La Chine, l’Inde et le Brésil : des marchés prometteurs
L’an prochain encore, la Chine restera un marché clé en matière de dépenses consommateurs. AppAnnie prévoit d’ailleurs que son taux de croissance supplantera celui des autres pays. Un essor particulièrement impressionnant, la Chine étant le pays enregistrant les plus grosses dépenses consommateurs sur l’App Store d’iOS.
L’année 2018 connaîtra également une hausse du temps passé sur Android, avec l’arrivée de marchés émergents comme l’Inde et le Brésil.
Au 31 octobre 2017, les utilisateurs indiens et brésiliens avaient passé beaucoup plus de temps sur les apps qu’à la même époque en 2016 (comptez 50 % de temps en plus pour l’Inde et 30 % pour le Brésil).

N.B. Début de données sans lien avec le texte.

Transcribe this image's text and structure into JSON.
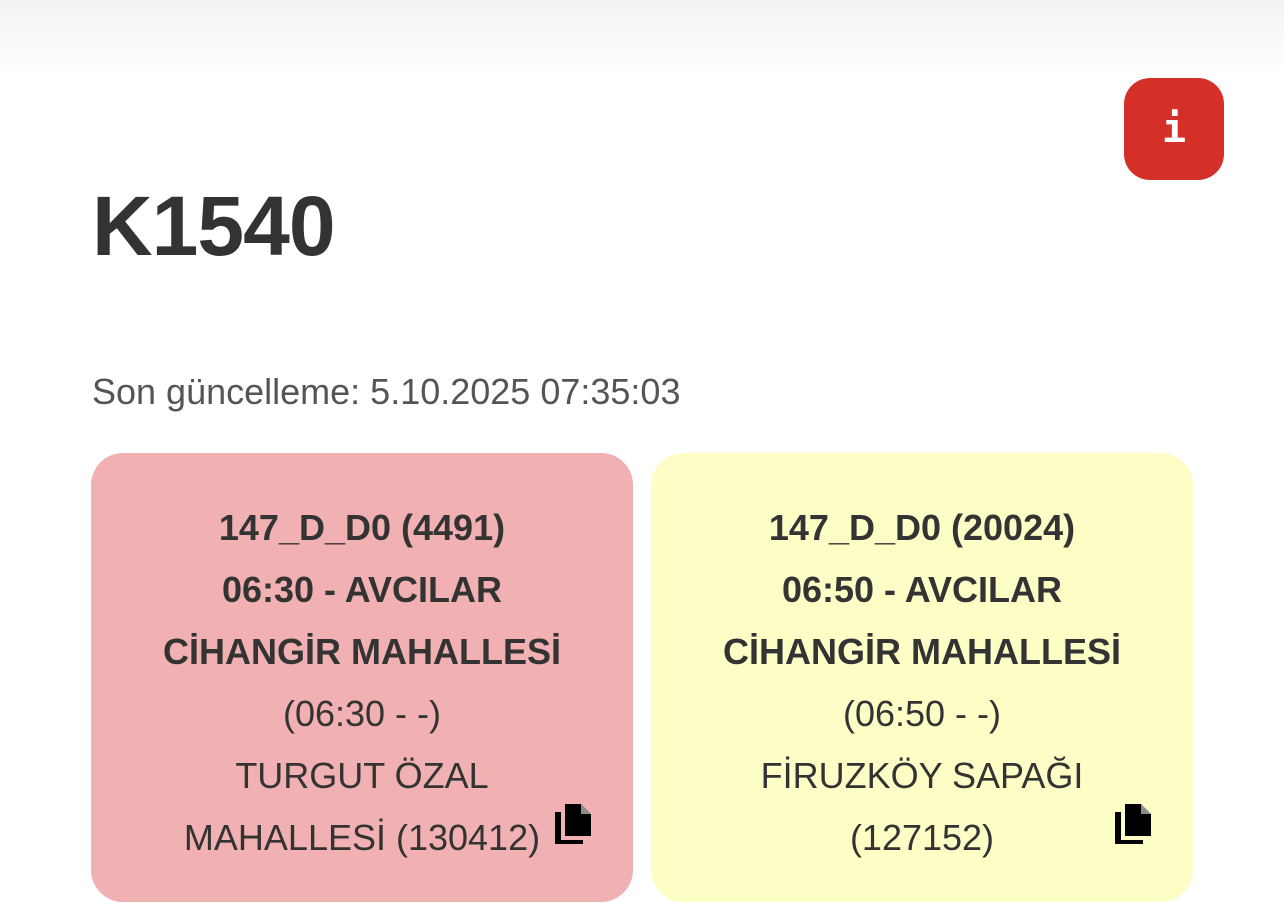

Les téléchargements Google Play ont fait un véritable bond en Inde à l’occasion du lancement du réseau Jio, par Reliance en septembre 2016.
Quant au Brésil, même s’il a une longueur d’avance sur l’Inde sur bien des aspects, dont celui des téléchargements, le pays a encore beaucoup à faire pour optimiser sa croissance. Les deux pays comptent encore de nombreux habitants dépourvus de smartphones.
La hausse de popularité de ces derniers sur ces deux marchés devrait donc accroître le temps passé sur les apps et, par la même occasion, les dépenses consommateurs.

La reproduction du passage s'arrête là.